Le comte adressa un signe de tête à la médium, pour faire bonne mesure, et s’installa confortablement à la place choisie.
« Je me demande bien sur quoi porteront les interventions, lui souffla-t-il. J’avoue que je crains de piquer du nez, comme on dit vulgairement, quand certains prendront la parole… Il n’est pas donné à tout le monde d’être un orateur de talent ! »
Approuvant de tout cœur cette réflexion, Hadria étouffa un léger rire.
Ralestone s’avança sur l’estrade, juste au pied de la majestueuse représentation féerique.
« Madame, mademoiselle et messieurs, je voudrais vous remercier de votre présence parmi nous. Certains d’entre vous comme observateurs respectés, d’autres comme conférenciers – je tiens d'ores et déjà à leur témoigner ma gratitude. Il me reviendra, à la fin des exposés, de vous faire part de notre grand projet, la réalisation d’un rêve fou, l’ouverture fabuleuse d’une porte entre les mondes !

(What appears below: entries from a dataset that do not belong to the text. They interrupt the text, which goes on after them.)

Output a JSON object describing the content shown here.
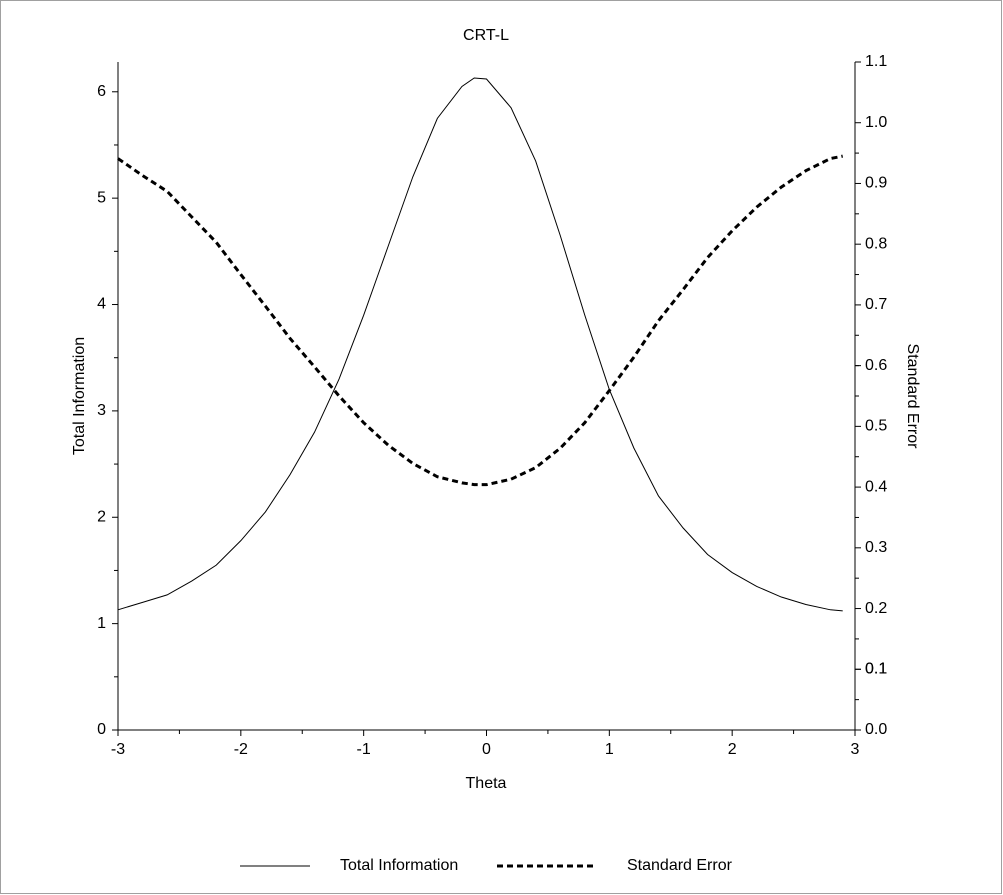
{
  "chart_data": {
    "type": "line",
    "title": "CRT-L",
    "x_label": "Theta",
    "y_label": "Total Information",
    "y2_label": "Standard Error",
    "x": [
      -3,
      -2.8,
      -2.6,
      -2.4,
      -2.2,
      -2,
      -1.8,
      -1.6,
      -1.4,
      -1.2,
      -1,
      -0.8,
      -0.6,
      -0.4,
      -0.2,
      -0.1,
      0,
      0.2,
      0.4,
      0.6,
      0.8,
      1,
      1.2,
      1.4,
      1.6,
      1.8,
      2,
      2.2,
      2.4,
      2.6,
      2.8,
      2.9
    ],
    "series": [
      {
        "name": "Total Information",
        "color": "#000000",
        "dashed": false,
        "axis": "y",
        "values": [
          1.13,
          1.2,
          1.27,
          1.4,
          1.55,
          1.78,
          2.05,
          2.4,
          2.8,
          3.3,
          3.9,
          4.55,
          5.2,
          5.75,
          6.05,
          6.13,
          6.12,
          5.85,
          5.35,
          4.65,
          3.9,
          3.2,
          2.65,
          2.2,
          1.9,
          1.65,
          1.48,
          1.35,
          1.25,
          1.18,
          1.13,
          1.12
        ]
      },
      {
        "name": "Standard Error",
        "color": "#000000",
        "dashed": true,
        "axis": "y2",
        "values": [
          0.941,
          0.913,
          0.887,
          0.845,
          0.803,
          0.75,
          0.698,
          0.645,
          0.598,
          0.55,
          0.506,
          0.469,
          0.439,
          0.417,
          0.407,
          0.404,
          0.404,
          0.413,
          0.432,
          0.464,
          0.506,
          0.559,
          0.614,
          0.674,
          0.725,
          0.778,
          0.822,
          0.861,
          0.894,
          0.921,
          0.941,
          0.945
        ]
      }
    ],
    "xlim": [
      -3,
      3
    ],
    "xticks": [
      -3,
      -2,
      -1,
      0,
      1,
      2,
      3
    ],
    "ylim": [
      0,
      6.28
    ],
    "yticks": [
      0,
      1,
      2,
      3,
      4,
      5,
      6
    ],
    "y2lim": [
      0,
      1.1
    ],
    "y2ticks": [
      {
        "value": 0,
        "label": "0.0"
      },
      0.1,
      0.2,
      0.3,
      0.4,
      0.5,
      0.6,
      0.7,
      0.8,
      0.9,
      {
        "value": 1,
        "label": "1.0"
      },
      0.1,
      1.1
    ],
    "legend": "bottom"
  }
}
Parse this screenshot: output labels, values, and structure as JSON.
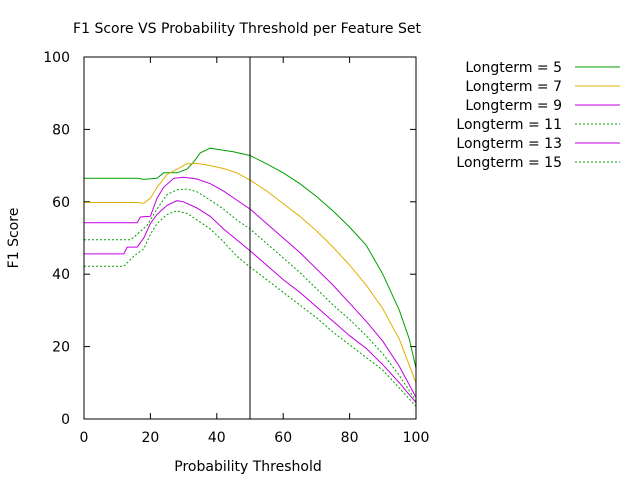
{
  "chart_data": {
    "type": "line",
    "title": "F1 Score VS Probability Threshold per Feature Set",
    "xlabel": "Probability Threshold",
    "ylabel": "F1 Score",
    "xlim": [
      0,
      100
    ],
    "ylim": [
      0,
      100
    ],
    "xticks": [
      0,
      20,
      40,
      60,
      80,
      100
    ],
    "yticks": [
      0,
      20,
      40,
      60,
      80,
      100
    ],
    "grid": false,
    "legend_position": "outside-right",
    "reference_line_x": 50,
    "series": [
      {
        "name": "Longterm = 5",
        "color": "#00a000",
        "dash": "solid",
        "points": [
          [
            0,
            66.5
          ],
          [
            10,
            66.5
          ],
          [
            16,
            66.5
          ],
          [
            18,
            66.2
          ],
          [
            22,
            66.5
          ],
          [
            24,
            68
          ],
          [
            28,
            68
          ],
          [
            31,
            69
          ],
          [
            33,
            71
          ],
          [
            35,
            73.5
          ],
          [
            38,
            74.8
          ],
          [
            40,
            74.5
          ],
          [
            45,
            73.8
          ],
          [
            50,
            72.8
          ],
          [
            55,
            70.5
          ],
          [
            60,
            68
          ],
          [
            65,
            65
          ],
          [
            70,
            61.5
          ],
          [
            75,
            57.5
          ],
          [
            80,
            53
          ],
          [
            85,
            48
          ],
          [
            90,
            40
          ],
          [
            95,
            30
          ],
          [
            98,
            22
          ],
          [
            100,
            14
          ]
        ]
      },
      {
        "name": "Longterm = 7",
        "color": "#e0b000",
        "dash": "solid",
        "points": [
          [
            0,
            59.8
          ],
          [
            10,
            59.8
          ],
          [
            16,
            59.8
          ],
          [
            18,
            59.6
          ],
          [
            20,
            61
          ],
          [
            22,
            64
          ],
          [
            25,
            67.5
          ],
          [
            28,
            69
          ],
          [
            31,
            70.5
          ],
          [
            34,
            70.6
          ],
          [
            38,
            70
          ],
          [
            42,
            69.2
          ],
          [
            46,
            68
          ],
          [
            50,
            66
          ],
          [
            55,
            63
          ],
          [
            60,
            59.5
          ],
          [
            65,
            56
          ],
          [
            70,
            52
          ],
          [
            75,
            47.5
          ],
          [
            80,
            42.5
          ],
          [
            85,
            37
          ],
          [
            90,
            30.5
          ],
          [
            95,
            22
          ],
          [
            100,
            10
          ]
        ]
      },
      {
        "name": "Longterm = 9",
        "color": "#c000e0",
        "dash": "solid",
        "points": [
          [
            0,
            54.2
          ],
          [
            10,
            54.2
          ],
          [
            16,
            54.2
          ],
          [
            17,
            55.8
          ],
          [
            20,
            56
          ],
          [
            22,
            61
          ],
          [
            24,
            64
          ],
          [
            27,
            66.5
          ],
          [
            30,
            66.8
          ],
          [
            34,
            66.3
          ],
          [
            38,
            65
          ],
          [
            42,
            63
          ],
          [
            46,
            60.5
          ],
          [
            50,
            58
          ],
          [
            55,
            54
          ],
          [
            60,
            50
          ],
          [
            65,
            46
          ],
          [
            70,
            41.5
          ],
          [
            75,
            37
          ],
          [
            80,
            32
          ],
          [
            85,
            27
          ],
          [
            90,
            21.5
          ],
          [
            95,
            14.5
          ],
          [
            100,
            6
          ]
        ]
      },
      {
        "name": "Longterm = 11",
        "color": "#00a000",
        "dash": "dotted",
        "points": [
          [
            0,
            49.5
          ],
          [
            10,
            49.5
          ],
          [
            14,
            49.5
          ],
          [
            16,
            51
          ],
          [
            19,
            53.5
          ],
          [
            22,
            58
          ],
          [
            25,
            62
          ],
          [
            28,
            63.3
          ],
          [
            31,
            63.5
          ],
          [
            34,
            62.8
          ],
          [
            38,
            60.5
          ],
          [
            42,
            58
          ],
          [
            46,
            55
          ],
          [
            50,
            52.5
          ],
          [
            55,
            48.5
          ],
          [
            60,
            44.5
          ],
          [
            65,
            40.5
          ],
          [
            70,
            36
          ],
          [
            75,
            31.5
          ],
          [
            80,
            27.5
          ],
          [
            85,
            23
          ],
          [
            90,
            18
          ],
          [
            95,
            12
          ],
          [
            100,
            5
          ]
        ]
      },
      {
        "name": "Longterm = 13",
        "color": "#c000e0",
        "dash": "solid",
        "points": [
          [
            0,
            45.6
          ],
          [
            8,
            45.6
          ],
          [
            12,
            45.6
          ],
          [
            13,
            47.5
          ],
          [
            16,
            47.5
          ],
          [
            18,
            50
          ],
          [
            20,
            54
          ],
          [
            22,
            56.5
          ],
          [
            25,
            59
          ],
          [
            28,
            60.3
          ],
          [
            30,
            60
          ],
          [
            34,
            58.3
          ],
          [
            38,
            56
          ],
          [
            42,
            52.5
          ],
          [
            46,
            49.5
          ],
          [
            50,
            46.5
          ],
          [
            55,
            42.5
          ],
          [
            60,
            38.5
          ],
          [
            65,
            35
          ],
          [
            70,
            31
          ],
          [
            75,
            27
          ],
          [
            80,
            23
          ],
          [
            85,
            19.5
          ],
          [
            90,
            15
          ],
          [
            95,
            10
          ],
          [
            100,
            4.5
          ]
        ]
      },
      {
        "name": "Longterm = 15",
        "color": "#00a000",
        "dash": "dotted",
        "points": [
          [
            0,
            42.2
          ],
          [
            8,
            42.2
          ],
          [
            12,
            42.2
          ],
          [
            15,
            45
          ],
          [
            18,
            47
          ],
          [
            20,
            51
          ],
          [
            22,
            54
          ],
          [
            25,
            56.5
          ],
          [
            28,
            57.5
          ],
          [
            31,
            56.8
          ],
          [
            34,
            55
          ],
          [
            38,
            52.5
          ],
          [
            42,
            49
          ],
          [
            46,
            45
          ],
          [
            50,
            42
          ],
          [
            55,
            38.5
          ],
          [
            60,
            35
          ],
          [
            65,
            31.5
          ],
          [
            70,
            28
          ],
          [
            75,
            24
          ],
          [
            80,
            20.5
          ],
          [
            85,
            17
          ],
          [
            90,
            13.5
          ],
          [
            95,
            8.5
          ],
          [
            100,
            3.5
          ]
        ]
      }
    ]
  }
}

De nouveau, Hadria ressentit une sourde inquiétude au creux de l’estomac. Elle n’osait se retourner pour lancer un coup d’œil vers Ashley, assis dans la rangée derrière elle. La main d’Harmont se posa sur son bras.
« Voilà qui promet d’être intéressant, murmura-t-il. Restons attentifs à ces interventions qui seront sans doute… très riches en enseignement ! »
Elle prit une profonde inspiration et acquiesça, décidée à suivre son conseil avisé.